Lightening up after the holidays — marinated, pressed grilled chicken with a zesty tomatillo sauce over quinoa and vegetables. Low in calories, big on flavor.
This quick tomatillo sauce is blistered in a hot pan and then pureed—leave it chunky or blend it smooth. Tomatillos bring a faint tart, lemon-like note that brightens the dish.

The holidays are over, and it’s time to return to everyday meals that are both nutritious and satisfying.
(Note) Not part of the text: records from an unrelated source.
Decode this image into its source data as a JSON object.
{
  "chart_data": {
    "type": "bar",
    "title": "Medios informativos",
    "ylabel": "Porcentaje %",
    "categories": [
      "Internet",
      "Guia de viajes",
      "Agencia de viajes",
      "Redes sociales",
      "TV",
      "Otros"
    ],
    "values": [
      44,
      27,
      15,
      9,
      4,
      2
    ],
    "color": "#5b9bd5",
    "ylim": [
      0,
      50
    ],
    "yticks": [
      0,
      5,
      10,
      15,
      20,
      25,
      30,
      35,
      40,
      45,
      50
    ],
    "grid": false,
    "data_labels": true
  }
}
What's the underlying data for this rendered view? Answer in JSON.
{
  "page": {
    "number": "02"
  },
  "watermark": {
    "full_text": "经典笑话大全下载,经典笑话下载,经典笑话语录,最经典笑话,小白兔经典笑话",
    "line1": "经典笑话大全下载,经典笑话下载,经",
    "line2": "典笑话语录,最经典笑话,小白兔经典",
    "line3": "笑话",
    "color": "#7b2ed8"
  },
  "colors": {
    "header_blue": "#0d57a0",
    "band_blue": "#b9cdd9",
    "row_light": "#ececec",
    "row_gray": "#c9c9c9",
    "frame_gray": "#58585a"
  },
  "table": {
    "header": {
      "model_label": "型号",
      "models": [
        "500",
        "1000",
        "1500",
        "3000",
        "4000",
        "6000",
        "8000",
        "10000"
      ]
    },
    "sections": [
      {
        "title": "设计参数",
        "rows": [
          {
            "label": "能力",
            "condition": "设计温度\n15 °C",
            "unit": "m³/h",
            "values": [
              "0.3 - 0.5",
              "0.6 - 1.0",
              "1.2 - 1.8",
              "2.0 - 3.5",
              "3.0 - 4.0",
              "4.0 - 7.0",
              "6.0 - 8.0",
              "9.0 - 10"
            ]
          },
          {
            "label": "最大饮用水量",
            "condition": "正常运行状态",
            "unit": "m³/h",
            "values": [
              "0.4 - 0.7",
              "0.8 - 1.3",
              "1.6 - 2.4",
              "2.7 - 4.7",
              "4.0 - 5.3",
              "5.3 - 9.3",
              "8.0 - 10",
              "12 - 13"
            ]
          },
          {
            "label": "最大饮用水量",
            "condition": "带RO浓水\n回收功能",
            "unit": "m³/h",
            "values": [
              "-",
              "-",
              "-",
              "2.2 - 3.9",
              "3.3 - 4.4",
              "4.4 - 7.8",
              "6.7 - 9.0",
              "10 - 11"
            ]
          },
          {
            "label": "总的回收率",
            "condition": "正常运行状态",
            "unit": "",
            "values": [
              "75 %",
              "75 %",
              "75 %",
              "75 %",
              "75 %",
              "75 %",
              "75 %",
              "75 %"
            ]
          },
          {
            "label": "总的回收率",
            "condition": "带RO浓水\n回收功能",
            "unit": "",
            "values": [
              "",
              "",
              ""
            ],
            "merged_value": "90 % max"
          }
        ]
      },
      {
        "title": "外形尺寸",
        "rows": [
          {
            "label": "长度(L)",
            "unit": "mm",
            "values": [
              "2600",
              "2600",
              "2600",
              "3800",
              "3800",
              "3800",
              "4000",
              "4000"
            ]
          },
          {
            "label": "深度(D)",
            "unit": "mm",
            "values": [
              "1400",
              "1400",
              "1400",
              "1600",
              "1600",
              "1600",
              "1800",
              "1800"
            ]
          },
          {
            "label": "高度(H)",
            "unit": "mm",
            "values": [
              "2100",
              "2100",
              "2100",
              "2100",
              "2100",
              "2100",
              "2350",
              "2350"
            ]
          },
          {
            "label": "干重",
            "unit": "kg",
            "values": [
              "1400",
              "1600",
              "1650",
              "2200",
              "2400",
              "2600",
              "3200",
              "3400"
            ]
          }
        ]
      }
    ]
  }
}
I love this method for chicken: marinate boneless breasts, then cook them in a grill pan with a weight on top—a cast iron skillet works perfectly—to create succulent, restaurant-quality pressed chicken.
Tomatillos are a nightshade fruit wrapped in a papery husk and resemble small tomatoes. Once considered exotic, they’re now commonly found in many supermarkets. When shopping, choose firm tomatillos and, if possible, buy from a market with high turnover. I like the darker green fruits; they usually have the ripest, most vibrant flavor.
Although tomatillos look like tomatoes, they contain different antioxidants—particularly withanolides—and they provide dietary fiber that supports digestive health. Each tomatillo is low in calories, so this sauce is full of flavor without adding much to the waistline.





This meal pairs bright, tangy tomatillo sauce with simply seasoned, pressed grilled chicken and a bed of quinoa and roasted vegetables. It’s fast to prepare, nutrient-dense, and satisfying without being heavy—ideal for settling back into healthy routines after holiday indulgence.